Tujuan dari penulisan buku ini adalah untuk menganalisis dan mengkaji tentang pelaksanaan hierarki peraturan perundang-undangan menurut Undang-Undang Nomor 12 Tahun 2011 dan kelemahan-kelemahan hierarki peraturan perundang-undangan saat ini, serta merekonstruksi hierarki peraturan perundang-undangan dalam Undang-Undang Nomor 12 Tahun 2011 berbasis nilai keadilan Pancasila.

Pengkajian dalam buku ini menggunakan paradigm konstruktivisme. Metode pendekatan yang digunakan adalah yuridis sosiologis, dengan spesifikasi penelitian bersifat deskriptif analisis. Data yang digunakan adalah data primer dan data sekunder, yang kemudian dianalisa secara kualitatif.

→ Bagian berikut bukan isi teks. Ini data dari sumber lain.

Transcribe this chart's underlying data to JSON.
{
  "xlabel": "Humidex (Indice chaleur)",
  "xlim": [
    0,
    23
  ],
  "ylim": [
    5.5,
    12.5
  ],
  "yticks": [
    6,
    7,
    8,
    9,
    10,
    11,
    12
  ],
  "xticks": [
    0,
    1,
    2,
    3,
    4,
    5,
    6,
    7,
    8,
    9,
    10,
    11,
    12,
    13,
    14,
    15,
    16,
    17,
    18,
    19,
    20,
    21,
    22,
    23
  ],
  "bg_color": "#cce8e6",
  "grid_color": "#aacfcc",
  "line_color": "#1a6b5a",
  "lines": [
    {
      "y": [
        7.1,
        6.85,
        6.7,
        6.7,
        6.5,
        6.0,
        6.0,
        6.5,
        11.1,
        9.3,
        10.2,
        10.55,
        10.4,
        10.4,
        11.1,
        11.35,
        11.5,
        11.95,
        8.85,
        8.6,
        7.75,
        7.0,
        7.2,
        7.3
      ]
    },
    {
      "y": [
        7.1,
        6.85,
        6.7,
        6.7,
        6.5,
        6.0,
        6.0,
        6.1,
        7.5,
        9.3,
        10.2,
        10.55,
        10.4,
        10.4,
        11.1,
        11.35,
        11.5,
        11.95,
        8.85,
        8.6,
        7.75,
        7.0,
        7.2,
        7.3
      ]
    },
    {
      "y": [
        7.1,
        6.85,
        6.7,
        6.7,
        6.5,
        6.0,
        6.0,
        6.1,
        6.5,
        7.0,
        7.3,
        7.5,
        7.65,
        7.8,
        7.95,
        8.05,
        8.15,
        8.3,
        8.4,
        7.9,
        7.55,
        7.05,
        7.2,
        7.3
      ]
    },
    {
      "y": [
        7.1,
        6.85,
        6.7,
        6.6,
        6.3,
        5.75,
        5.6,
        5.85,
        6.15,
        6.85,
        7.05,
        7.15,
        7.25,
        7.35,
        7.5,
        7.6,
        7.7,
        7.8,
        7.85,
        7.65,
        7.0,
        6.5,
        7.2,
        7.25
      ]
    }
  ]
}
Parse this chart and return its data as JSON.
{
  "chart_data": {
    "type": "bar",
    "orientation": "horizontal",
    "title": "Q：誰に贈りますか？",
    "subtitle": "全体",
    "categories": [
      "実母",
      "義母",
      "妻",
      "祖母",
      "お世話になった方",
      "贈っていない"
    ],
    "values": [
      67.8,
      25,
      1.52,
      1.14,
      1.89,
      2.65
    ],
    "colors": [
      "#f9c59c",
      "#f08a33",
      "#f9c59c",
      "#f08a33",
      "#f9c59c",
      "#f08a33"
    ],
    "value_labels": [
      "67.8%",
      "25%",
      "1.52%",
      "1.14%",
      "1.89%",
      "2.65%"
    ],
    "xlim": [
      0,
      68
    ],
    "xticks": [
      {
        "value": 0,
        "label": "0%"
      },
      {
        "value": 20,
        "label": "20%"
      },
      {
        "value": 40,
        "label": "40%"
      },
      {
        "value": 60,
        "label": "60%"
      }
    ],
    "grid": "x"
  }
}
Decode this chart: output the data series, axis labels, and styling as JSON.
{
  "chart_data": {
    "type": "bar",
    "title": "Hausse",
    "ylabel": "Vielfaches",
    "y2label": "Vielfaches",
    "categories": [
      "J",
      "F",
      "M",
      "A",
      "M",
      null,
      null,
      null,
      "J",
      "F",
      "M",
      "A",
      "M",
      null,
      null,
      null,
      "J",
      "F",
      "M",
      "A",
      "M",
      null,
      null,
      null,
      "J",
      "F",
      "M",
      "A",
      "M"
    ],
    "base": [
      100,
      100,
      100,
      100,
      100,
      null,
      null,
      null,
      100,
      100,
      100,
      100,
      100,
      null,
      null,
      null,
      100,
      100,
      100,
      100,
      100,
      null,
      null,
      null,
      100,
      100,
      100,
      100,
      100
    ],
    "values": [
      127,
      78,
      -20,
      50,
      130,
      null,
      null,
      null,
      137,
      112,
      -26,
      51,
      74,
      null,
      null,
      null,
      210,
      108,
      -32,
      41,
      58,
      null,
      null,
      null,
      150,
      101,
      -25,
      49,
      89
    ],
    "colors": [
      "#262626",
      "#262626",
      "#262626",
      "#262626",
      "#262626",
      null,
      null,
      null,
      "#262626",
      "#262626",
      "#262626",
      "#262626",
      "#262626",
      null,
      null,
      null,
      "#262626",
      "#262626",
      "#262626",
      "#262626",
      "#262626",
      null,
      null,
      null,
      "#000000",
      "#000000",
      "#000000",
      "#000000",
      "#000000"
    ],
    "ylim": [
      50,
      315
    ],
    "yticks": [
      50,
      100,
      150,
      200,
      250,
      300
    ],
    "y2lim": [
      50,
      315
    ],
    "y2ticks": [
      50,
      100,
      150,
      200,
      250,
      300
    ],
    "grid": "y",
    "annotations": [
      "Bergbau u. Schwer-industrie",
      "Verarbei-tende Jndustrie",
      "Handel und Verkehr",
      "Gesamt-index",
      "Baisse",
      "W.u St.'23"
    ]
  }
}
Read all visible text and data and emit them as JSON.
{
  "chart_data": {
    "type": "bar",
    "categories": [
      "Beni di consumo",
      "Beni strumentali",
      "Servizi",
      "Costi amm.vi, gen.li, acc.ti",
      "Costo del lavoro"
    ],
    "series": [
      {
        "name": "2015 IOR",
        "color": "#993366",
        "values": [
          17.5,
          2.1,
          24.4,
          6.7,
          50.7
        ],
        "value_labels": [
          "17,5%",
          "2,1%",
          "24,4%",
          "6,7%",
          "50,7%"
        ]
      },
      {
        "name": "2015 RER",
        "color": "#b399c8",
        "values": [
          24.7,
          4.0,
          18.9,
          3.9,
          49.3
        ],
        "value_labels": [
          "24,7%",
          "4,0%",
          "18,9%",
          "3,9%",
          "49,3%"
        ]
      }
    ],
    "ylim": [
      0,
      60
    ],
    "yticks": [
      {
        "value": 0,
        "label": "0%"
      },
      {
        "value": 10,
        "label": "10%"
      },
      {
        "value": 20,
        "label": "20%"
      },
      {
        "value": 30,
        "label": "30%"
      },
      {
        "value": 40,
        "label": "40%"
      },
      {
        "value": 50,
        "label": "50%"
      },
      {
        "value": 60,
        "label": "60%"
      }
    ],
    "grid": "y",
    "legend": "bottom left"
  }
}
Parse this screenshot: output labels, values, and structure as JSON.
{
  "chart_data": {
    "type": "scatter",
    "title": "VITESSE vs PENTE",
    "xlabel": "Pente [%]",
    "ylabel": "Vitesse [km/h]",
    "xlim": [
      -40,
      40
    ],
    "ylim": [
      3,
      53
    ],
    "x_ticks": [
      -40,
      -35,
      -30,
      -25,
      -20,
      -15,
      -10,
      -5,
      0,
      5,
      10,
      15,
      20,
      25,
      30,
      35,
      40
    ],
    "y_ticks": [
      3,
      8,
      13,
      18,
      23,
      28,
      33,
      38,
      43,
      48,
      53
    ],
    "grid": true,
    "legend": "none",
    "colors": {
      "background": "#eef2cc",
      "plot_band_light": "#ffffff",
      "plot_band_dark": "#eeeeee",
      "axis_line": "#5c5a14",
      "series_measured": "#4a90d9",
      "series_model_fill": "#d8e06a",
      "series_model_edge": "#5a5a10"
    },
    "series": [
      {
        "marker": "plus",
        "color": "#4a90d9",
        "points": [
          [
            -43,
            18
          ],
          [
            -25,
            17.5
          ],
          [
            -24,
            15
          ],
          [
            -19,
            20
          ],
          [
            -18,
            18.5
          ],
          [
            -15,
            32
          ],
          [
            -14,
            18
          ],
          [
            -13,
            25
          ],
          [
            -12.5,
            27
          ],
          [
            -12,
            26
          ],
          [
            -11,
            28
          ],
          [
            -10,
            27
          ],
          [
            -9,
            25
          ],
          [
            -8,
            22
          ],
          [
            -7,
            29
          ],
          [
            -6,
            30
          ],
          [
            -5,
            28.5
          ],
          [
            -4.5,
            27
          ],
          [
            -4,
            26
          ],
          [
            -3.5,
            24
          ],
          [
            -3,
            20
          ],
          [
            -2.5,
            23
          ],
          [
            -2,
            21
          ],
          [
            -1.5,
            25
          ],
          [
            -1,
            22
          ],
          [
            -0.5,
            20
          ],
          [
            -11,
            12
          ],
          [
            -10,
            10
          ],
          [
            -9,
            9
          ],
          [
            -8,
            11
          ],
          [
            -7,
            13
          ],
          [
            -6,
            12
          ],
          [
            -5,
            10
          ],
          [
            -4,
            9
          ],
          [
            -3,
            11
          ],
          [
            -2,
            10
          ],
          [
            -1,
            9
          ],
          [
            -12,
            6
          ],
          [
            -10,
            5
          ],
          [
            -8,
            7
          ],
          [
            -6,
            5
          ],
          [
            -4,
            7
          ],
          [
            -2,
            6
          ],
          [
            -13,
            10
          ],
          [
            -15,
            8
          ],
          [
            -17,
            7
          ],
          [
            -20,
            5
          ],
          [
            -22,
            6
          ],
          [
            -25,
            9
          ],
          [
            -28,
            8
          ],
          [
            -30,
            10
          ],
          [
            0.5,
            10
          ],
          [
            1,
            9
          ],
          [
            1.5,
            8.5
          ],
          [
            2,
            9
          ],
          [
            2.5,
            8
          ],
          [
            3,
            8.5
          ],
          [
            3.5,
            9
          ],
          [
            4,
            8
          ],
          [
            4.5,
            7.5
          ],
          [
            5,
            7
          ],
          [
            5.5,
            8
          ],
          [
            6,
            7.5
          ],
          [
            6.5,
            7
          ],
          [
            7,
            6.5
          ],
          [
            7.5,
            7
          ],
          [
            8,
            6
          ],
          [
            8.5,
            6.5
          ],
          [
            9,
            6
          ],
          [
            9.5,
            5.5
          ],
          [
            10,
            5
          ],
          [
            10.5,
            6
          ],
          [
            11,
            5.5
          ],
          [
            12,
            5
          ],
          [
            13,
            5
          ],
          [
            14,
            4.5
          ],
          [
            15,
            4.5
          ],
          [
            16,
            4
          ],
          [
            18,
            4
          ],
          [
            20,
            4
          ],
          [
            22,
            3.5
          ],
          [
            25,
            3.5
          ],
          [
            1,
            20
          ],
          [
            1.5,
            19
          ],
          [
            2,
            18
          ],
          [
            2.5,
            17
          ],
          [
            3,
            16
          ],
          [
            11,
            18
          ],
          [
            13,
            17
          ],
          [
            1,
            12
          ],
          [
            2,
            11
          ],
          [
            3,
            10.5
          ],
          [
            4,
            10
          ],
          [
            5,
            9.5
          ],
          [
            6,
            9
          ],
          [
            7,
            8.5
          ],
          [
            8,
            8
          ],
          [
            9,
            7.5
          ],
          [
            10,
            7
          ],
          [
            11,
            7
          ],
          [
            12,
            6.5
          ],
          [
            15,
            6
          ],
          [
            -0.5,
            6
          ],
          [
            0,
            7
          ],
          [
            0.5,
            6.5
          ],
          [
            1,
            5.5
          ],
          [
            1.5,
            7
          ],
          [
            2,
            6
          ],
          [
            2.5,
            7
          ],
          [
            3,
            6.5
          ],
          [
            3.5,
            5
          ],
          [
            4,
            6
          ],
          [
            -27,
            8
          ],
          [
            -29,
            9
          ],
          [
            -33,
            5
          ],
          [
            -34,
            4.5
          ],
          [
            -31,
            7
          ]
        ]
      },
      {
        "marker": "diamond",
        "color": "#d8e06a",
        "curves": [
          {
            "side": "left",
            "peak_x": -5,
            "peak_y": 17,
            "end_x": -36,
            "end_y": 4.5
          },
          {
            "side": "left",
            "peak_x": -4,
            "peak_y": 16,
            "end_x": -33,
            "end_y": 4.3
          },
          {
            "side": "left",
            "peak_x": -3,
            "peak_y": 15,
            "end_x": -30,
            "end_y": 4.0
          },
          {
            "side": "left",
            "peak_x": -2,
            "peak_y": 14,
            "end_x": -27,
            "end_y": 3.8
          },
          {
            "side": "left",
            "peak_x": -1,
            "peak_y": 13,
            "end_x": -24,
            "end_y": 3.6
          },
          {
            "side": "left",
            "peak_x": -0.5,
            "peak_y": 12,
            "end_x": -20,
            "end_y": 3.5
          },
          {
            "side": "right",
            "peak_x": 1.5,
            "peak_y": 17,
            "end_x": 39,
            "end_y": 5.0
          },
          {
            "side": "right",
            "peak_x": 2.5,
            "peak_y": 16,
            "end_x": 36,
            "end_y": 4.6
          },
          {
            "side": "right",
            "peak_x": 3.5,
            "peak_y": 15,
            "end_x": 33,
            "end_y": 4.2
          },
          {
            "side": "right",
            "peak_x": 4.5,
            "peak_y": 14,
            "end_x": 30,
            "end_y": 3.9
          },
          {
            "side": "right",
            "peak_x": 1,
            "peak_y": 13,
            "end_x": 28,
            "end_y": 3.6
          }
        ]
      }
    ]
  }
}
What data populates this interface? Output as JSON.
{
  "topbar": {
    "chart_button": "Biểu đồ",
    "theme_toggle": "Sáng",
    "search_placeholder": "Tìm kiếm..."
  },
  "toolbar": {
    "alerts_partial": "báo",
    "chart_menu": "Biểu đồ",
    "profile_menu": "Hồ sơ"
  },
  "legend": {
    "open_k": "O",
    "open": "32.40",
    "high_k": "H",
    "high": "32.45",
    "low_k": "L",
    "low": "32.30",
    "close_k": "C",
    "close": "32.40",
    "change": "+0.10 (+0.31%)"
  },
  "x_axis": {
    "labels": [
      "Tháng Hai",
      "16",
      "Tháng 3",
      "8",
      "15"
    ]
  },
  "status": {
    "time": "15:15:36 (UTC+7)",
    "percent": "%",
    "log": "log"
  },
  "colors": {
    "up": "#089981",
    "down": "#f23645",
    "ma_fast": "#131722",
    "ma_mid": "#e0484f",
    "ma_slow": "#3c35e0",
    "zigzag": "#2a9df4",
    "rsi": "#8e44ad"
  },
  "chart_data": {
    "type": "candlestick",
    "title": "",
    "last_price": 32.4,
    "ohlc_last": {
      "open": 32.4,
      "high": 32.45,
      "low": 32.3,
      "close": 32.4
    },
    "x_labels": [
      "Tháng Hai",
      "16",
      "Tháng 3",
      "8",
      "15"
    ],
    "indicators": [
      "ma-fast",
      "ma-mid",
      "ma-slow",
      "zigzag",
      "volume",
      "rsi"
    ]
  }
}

Dari pengamatan penulis hasil tersebut menunjukkan bahwa : (1) Pelaksanaan hierarki peraturan perundang-undangan menurut Undang-Undang 12/2011 di Indonesia saat ini masih menimbulkan problematika dalam hal implementasi, kekuatan mengikat dan pengujiannya; (2) Kelemahan hierarki peraturan perundang-undangan saat ini dari segi : (a) substansi hukum : (i) tidak diaturnya system hierarki peraturan perundang-undangan dalam konstitusi, (ii) Perda provinsi lebih tinggi dari pada Perda kabupaten/kota; (iii) Undang-Undang 12/2011 tidak menghormati kesatuan hukum masyarakat atau desa, (iv) inkonsistensi Ketetapan MPR dengan system ketatanegaraan, (v) tidak terdapat peraturan menteri, (vi) perbenturan dan ketidakharmonisan peraturan, serta (vii) over/obesitas regulasi dan tumpang tindih regulasi; (b) struktur hukum : (i) hilangnya kewenangan MPR untuk membentuk Ketetapan-ketetapan MPR yang bersifat mengatur ke luar, (ii) pembentukan peraturan administrasi oleh pihak eksekutif dan lembaga Negara independen, (iii) menteri tidak berwenang membuat peraturan, (iv) tidak ada lembaga pengontrol, serta (v) dualism pengujian peraturan perundang-undangan oleh MK dan MA; (c) kultur hukum : (i) ego sektoral lembaga, dan (ii) sikap pembentuk peraturan perundang-undangan yang mempersulit penyusunan regulasi; (3) Rekonstruksi hierarki peraturan perundang-undangan menurut Undang-Undang Nomor 12 Tahun 2011 berbasis nilai keadilan Pancasila adalah dengan memasukkan hierarki peraturan perundang-undangan ke dalam konstitusi dan memasukkan Pancasila dalam kedudukannya sebagai sumber segala sumber hukum pada hierarki peraturan perundang-undangan pada posisi tertinggi.